Professor Sirisena Tilakaratna
Colombo, Sri Lanka
6 January 1990
This paper was presented to a seminar of Sri Lankan social scientists and community specialists in January 1990.

It was part of a series of activities supported and funded by the United Nations/ Government of Sri Lanka, Community Participation Programme 1988 to 1995.

The focus of the programme was the development of community-controlled research methods and techniques for social change and life improvement.

Participatory Research seeks to de-elitise and de-mystify research thereby making it an intellectual tool which ordinary people can use to improve their lives.

 

Participatory Research must be sharply distinguished from conventional Elitist Research which treats people as objects of the research process.

Characteristics of Elitist Research

In Elitist Research the fundamental underlying assumption is that people are incapable of doing research - it is a monopoly of the elite who know scientific methodologies.
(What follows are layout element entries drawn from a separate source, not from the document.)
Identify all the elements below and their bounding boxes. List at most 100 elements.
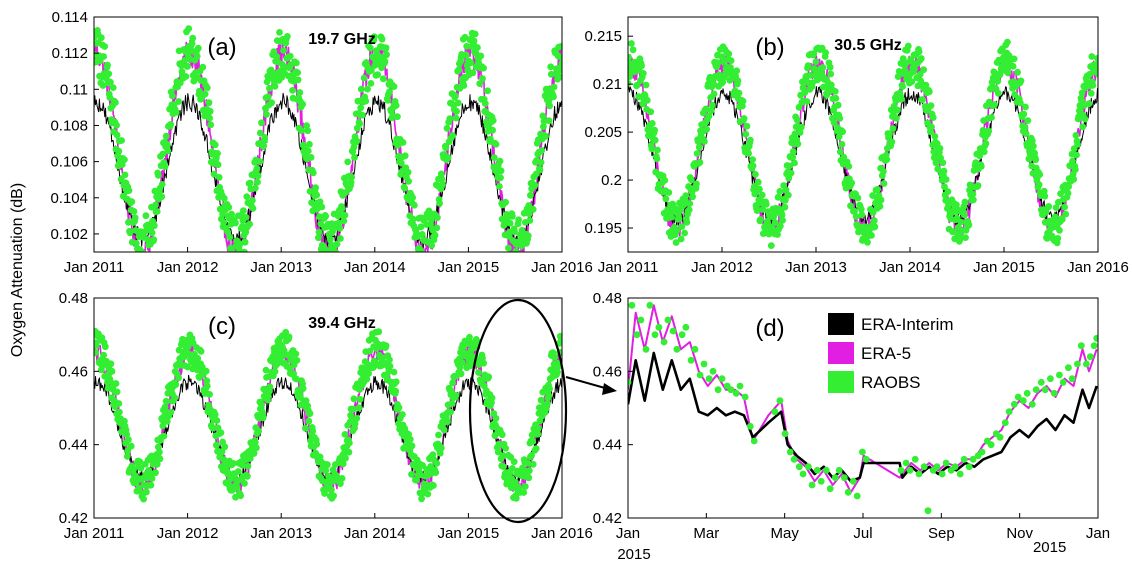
raobs-point	[229, 460, 237, 467]
raobs-point	[448, 388, 455, 395]
raobs-point	[1074, 360, 1081, 368]
raobs-point	[705, 112, 713, 120]
raobs-point	[121, 417, 128, 425]
raobs-point	[933, 463, 941, 471]
raobs-point	[936, 145, 944, 152]
raobs-point	[220, 219, 228, 226]
raobs-point	[250, 449, 258, 457]
raobs-point	[502, 444, 509, 452]
raobs-point	[440, 426, 448, 434]
raobs-point	[153, 208, 161, 215]
raobs-point	[211, 141, 219, 149]
raobs-point	[251, 184, 259, 192]
x-tick-label: Jan 2015	[438, 259, 500, 276]
raobs-point	[1045, 203, 1053, 210]
raobs-point	[953, 201, 960, 209]
raobs-point	[432, 469, 440, 476]
raobs-point	[1010, 400, 1018, 408]
raobs-point	[1056, 371, 1063, 379]
raobs-point	[418, 231, 426, 238]
frequency-label: 30.5 GHz	[834, 37, 902, 54]
raobs-point	[479, 75, 486, 82]
zoom-arrow-head	[602, 383, 617, 395]
raobs-point	[804, 62, 812, 70]
raobs-point	[1094, 55, 1098, 62]
raobs-point	[242, 214, 250, 221]
raobs-point	[1028, 137, 1036, 145]
raobs-point	[1065, 364, 1072, 372]
raobs-point	[224, 469, 232, 477]
raobs-point	[529, 206, 537, 213]
raobs-point	[364, 85, 371, 93]
raobs-point	[682, 192, 690, 200]
raobs-point	[207, 121, 215, 129]
x-tick-label: May	[770, 525, 799, 542]
raobs-point	[335, 219, 343, 227]
raobs-point	[871, 223, 879, 231]
y-tick-label: 0.46	[59, 363, 88, 380]
legend-label: RAOBS	[861, 373, 921, 392]
raobs-point	[124, 436, 132, 444]
raobs-point	[827, 70, 835, 78]
raobs-point	[743, 122, 751, 130]
raobs-point	[382, 44, 390, 52]
raobs-point	[193, 53, 201, 60]
raobs-point	[418, 248, 425, 252]
raobs-point	[142, 212, 150, 220]
raobs-point	[638, 62, 645, 70]
raobs-point	[651, 126, 658, 134]
raobs-point	[1056, 227, 1063, 234]
raobs-point	[512, 494, 520, 502]
raobs-point	[241, 248, 248, 252]
raobs-point	[786, 162, 793, 170]
raobs-point	[830, 119, 838, 126]
raobs-point	[232, 219, 239, 227]
raobs-point	[646, 301, 654, 309]
raobs-point	[758, 191, 766, 199]
raobs-point	[351, 154, 358, 161]
raobs-point	[299, 100, 306, 108]
plot-area	[628, 301, 1098, 515]
raobs-point	[628, 378, 632, 386]
raobs-point	[442, 144, 450, 152]
raobs-point	[452, 114, 460, 122]
raobs-point	[258, 401, 265, 408]
x-tick-label: Jan 2016	[531, 259, 593, 276]
raobs-point	[554, 368, 561, 376]
raobs-point	[481, 100, 489, 107]
axes-frame	[93, 297, 563, 519]
raobs-point	[1017, 77, 1025, 85]
raobs-point	[1035, 181, 1043, 189]
raobs-point	[633, 331, 641, 339]
raobs-point	[399, 139, 407, 146]
raobs-point	[556, 73, 562, 81]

Information is collected from people through surveys and interviews conducted by external investigators. This extracted information is then processed and analysed by professionals without the involvement of local people. Reports are written in professionally accepted formats and styles (often in English) to cater for the consumption of a select groups of persons. Besides the financial rewards, the researcher enriches his or her CV.

People who have been researched are in general not the beneficiaries of this process. The knowledge is not returned to the people. Moreover, the knowledge that is generated is of doubtful value for practical purposes because it has been collected through mechanical means which often fail to capture the perceptions of the people and their living realities. People supply information for the researcher to write a book. They do not, however, see a direct benefit for themselves.


Characteristics of Participatory Research

In sharp contrast to elitist research the key features of participatory research are:

  • people are the subjects of research: the dichotomy between subject and object is broken
  • people themselves collect the data, and then process and analyse the information using methods easily understood by them
  • the knowledge generated is used to promote actions for change or to improve existing local actions
  • the knowledge belongs to the people and they are the primary beneficiaries of the knowledge creation
  • research and action are inseparable – they represent a unity
  • research is a praxis rhythm of action-reflection where knowledge creation supports action
  • people function as organic intellectuals
  • there is an built-in mechanism to ensure authenticity and genuineness of the information that is generated because people themselves use the information for life improvement.

Such participatory research may not get written up. Oral and visual methods characterise this process of knowledge creation. If people can be stimulated to write them up in their own idiom then such research could be an important source of a people’s literature, and reading materials for a wider public.

Some of the material could be translated into pictures, cartoons, graphics, posters and slogans which may be a more effective method of communication. Such documentation may be carried out by community activists who are well placed to articulate the community’s way of thinking.


The key processes of Participatory Research

The promotion of participatory research is basically an exercise in stimulating the people to:

  • collect information
  • reflect and analyse it
  • use the results as a knowledge base for life improvement, and
  • whenever possible, to document the results for wider dissemination ie for the creation of a people’s literature.

The role of the outside professional

The role of the outside professional is to promote the above processes. This can be done by:

  • assisting people to collect data and then to process and analyse the information using simple methods which enables them to systematise their knowledge
  • linking the local situation (which the people know best) to the larger external situation (about which the outside may know more)
  • improving people’s access to new information and formal knowledge (eg technology)
  • introducing local people to experiences from outside their environment
  • throwing up relevant issues or problems for local people to reflect on and analyse and then assisting them in coming to their own conclusions.

The important thing is that the interaction between local people and the outside professional must primarliy benefit the people concerned by enabling them to articulate and systematise their own thought processes and thereby enhancing their knowledge base so that the can pursue independent actions.


Reaching a wider audience

Along with the above contributions, outside professionals could document the experiences of people’s processes to cater for two audiences:

  • development workers who wish to promote participatory processes
  • policy makers and intellectuals who wish to create wider support and facilitating structures for people-centred development

The reduction of intellectual dependence

Participatory Research is an important means of building people’s capacities – their intellectual capacities – and thus reducing their dependence on outside professionals and intellectuals.

Intellectual dependence is a subtle process which makes people feel small and thus dehumanises them; it is more subtle than dependence in the material sphere but no less important.

Outsiders who assist the people to engage in Participatory Research must of necessity be highly sensitised persons who are willing to dialogue with people on more or less equal terms ie who are willing to adopt a horizontal mode of communication.

Participatory Research seeks to de-elitise and de-mystify research thereby making it an intellectual tool which people can use for life improvement.